Мы стояли обнявшись. Снег холодил мое запрокинутое лицо, а кожу пекло от прикосновения ее тела. Покореженный мотор стучал в груди, захлебываясь в перебоях.

– Пойдем? – Надя кивнула в сторону отеля. Губы у нее увлажнились, будто смазанные. Глаза мягко сияли. Вся как леденец, облитая блеском желания, она выглядела невероятно соблазнительно.

Я никогда не мог устоять, но сейчас вдруг мотнул головой. Идти никуда не хотелось. Стоять бы так вечно, недвижимо, ни о чем не думая. «Пора тебя, ветеран, списывать на дачу, морковку сажать», – снова подумал я Марусиными словами и усмехнулся.

Последнее время между мной и женой побежала трещина. Она и раньше была – тонкая, паучья, едва заметная, – но вот уже год, как трещина начала шириться. Маруся будто чувствовала, что телом я принадлежу другой женщине, и весь наш дом, уклад, дети, дача, на которой мечтал поселиться на пенсии, чтобы выращивать эту самую морковку, – все грозило сорваться в темноту. Да и сам я, разделенный на дух и материю, между небом и землей, между изматывающим телесным желанием к Наде и безмятежной любовью к Марусе, маялся неприкаянный.

– Мне надо поспать, – сказал я.

Надя сердито отстранилась, застегивая пуговицы:

– К черту! Все к черту!

В семь утра, наконец, дали разрешение на вылет. Измученные, сонные пассажиры, успевшие и напиться, и протрезветь, загружались в самолет.

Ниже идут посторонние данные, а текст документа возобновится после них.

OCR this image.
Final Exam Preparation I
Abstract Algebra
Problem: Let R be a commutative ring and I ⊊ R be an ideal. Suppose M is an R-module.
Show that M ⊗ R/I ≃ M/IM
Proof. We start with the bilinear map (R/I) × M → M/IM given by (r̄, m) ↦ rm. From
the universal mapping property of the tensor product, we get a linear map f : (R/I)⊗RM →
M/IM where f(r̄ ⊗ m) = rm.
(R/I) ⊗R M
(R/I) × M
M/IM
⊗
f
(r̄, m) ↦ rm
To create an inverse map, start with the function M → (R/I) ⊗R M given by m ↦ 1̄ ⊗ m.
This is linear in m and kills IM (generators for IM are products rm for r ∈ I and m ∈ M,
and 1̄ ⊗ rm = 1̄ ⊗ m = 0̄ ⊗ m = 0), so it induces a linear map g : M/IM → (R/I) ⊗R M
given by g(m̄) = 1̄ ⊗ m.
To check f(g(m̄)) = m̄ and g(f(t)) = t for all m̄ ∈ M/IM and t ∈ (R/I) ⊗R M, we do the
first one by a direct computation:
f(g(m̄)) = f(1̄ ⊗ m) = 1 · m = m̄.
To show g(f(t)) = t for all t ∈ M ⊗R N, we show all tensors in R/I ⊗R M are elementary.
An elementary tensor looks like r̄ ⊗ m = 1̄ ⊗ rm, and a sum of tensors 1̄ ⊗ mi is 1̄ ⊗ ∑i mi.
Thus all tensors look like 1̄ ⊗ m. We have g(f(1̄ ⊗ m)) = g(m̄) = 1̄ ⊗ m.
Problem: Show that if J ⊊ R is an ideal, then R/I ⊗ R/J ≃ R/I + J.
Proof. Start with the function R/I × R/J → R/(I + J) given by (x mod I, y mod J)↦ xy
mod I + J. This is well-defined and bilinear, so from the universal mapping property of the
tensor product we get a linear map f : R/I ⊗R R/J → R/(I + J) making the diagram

– Прошу разрешения на запуск двигателя… – Выспавшийся, бодрый, я был сосредоточен. – Прошу разрешения на руление…

«Прощай, Фьюмичино!» – я вывел самолет на рулежную дорожку.

Заняли заданную высоту, включили автопилот. Самолет парил между перистыми облаками. Длинные тонкие ряды сходились за горизонтом, будто целая эскадрилья пронеслась, оставив за собой инверсионные следы. Сломанный мотор в груди вдруг прокрутился и уколол чем-то острым: а ведь это мои самолеты пролетели! Самолеты, которые я любил, и которые мне уже никогда не водить по небесным дорогам.

Як-40, Ан-24, Ил-18, Ил-62. И самый первый, учебный, Л-29, ласково называемый курсантами «Элочка».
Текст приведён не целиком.